Zum Nutzen nachhaltiger Investments: Schluss mit der grüngläubigen Naivität!

"Grüne" Finanzprodukte werden mit Geld geflutet. Dabei fördern sie keinesfalls immer die Nachhaltigkeit von Unternehmen. Aufklärung tut Not. Ein Gastbeitrag.
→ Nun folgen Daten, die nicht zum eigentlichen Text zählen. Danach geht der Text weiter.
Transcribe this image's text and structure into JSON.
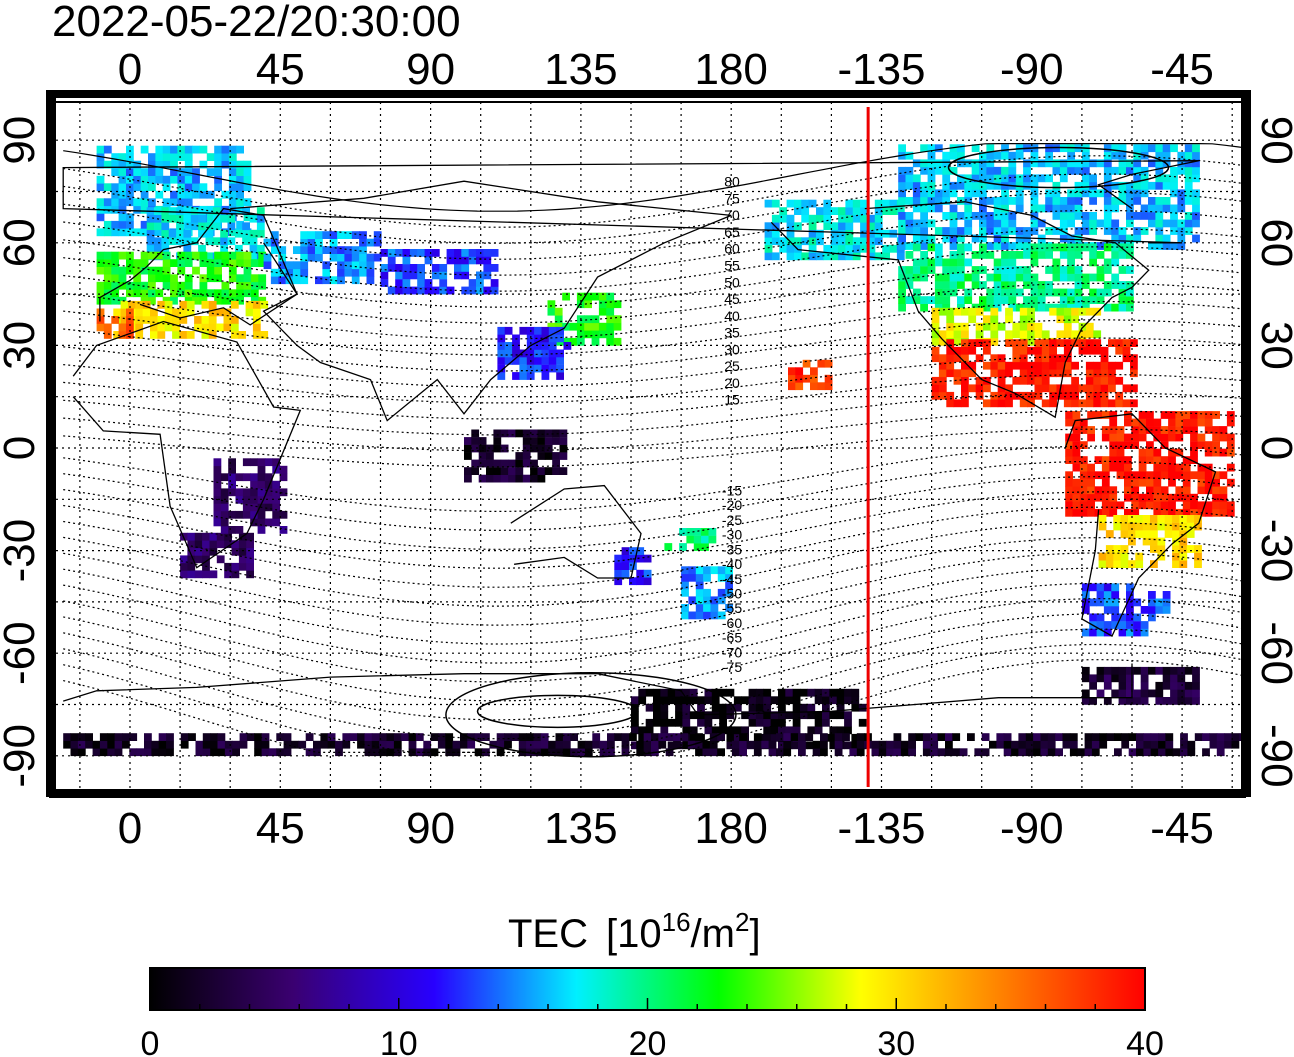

Ein Gastbeitrag von Jörg Rocholl

- Global Challenges ist eine Marke der DvH Medien. Das Institut möchte die Diskussion geopolitischer Themen durch Veröffentlichungen anerkannter Experten vorantreiben. Heute ein Beitrag von Jörg Rocholl, Präsident der internationalen Wirtschaftshochschule ESMT in Berlin. Regelmäßige Autoren und Autorinnen sind Prof. Dr. Ann-Kristin Achleitner, Sigmar Gabriel, Günther Oettinger, Prof. Dr. Bert Rürup und Prof. Dr. Renate Schubert.

Was können die internationalen Finanzmärkte zum dringend benötigten grünen Umbau der Wirtschaft und damit zur Bekämpfung des Klimawandels beitragen? Auf den ersten Blick eine ganze Menge, denn der Boom bei grünen Finanzierungen hält an. Noch nie wurde so viel Geld für Nachhaltigkeitszwecke an den Kapitalmärkten eingesammelt wie 2021. Das gesamte globale Volumen nähert sich der Marke von zwei Billionen Euro.

Man gewinnt zunehmend den Eindruck, dass Finanzprodukte nur das Label grün erhalten müssen, um von Anlagegeld überschwemmt zu werden. Nicht nur Unternehmen reiten auf der Welle, auch Staaten haben die Nachfrage nach diesen Anlageklassen entdeckt. Im internationalen Vergleich konnte Europa sich dabei deutlich an die Spitze setzen, mit weitem Abstand folgen die USA und Asien.

[Lesen Sie hier bei T-Plus: Studie zu nachhaltigen Anlageprodukten: Mit schönen Versprechen in schlechte Geschäfte gelockt]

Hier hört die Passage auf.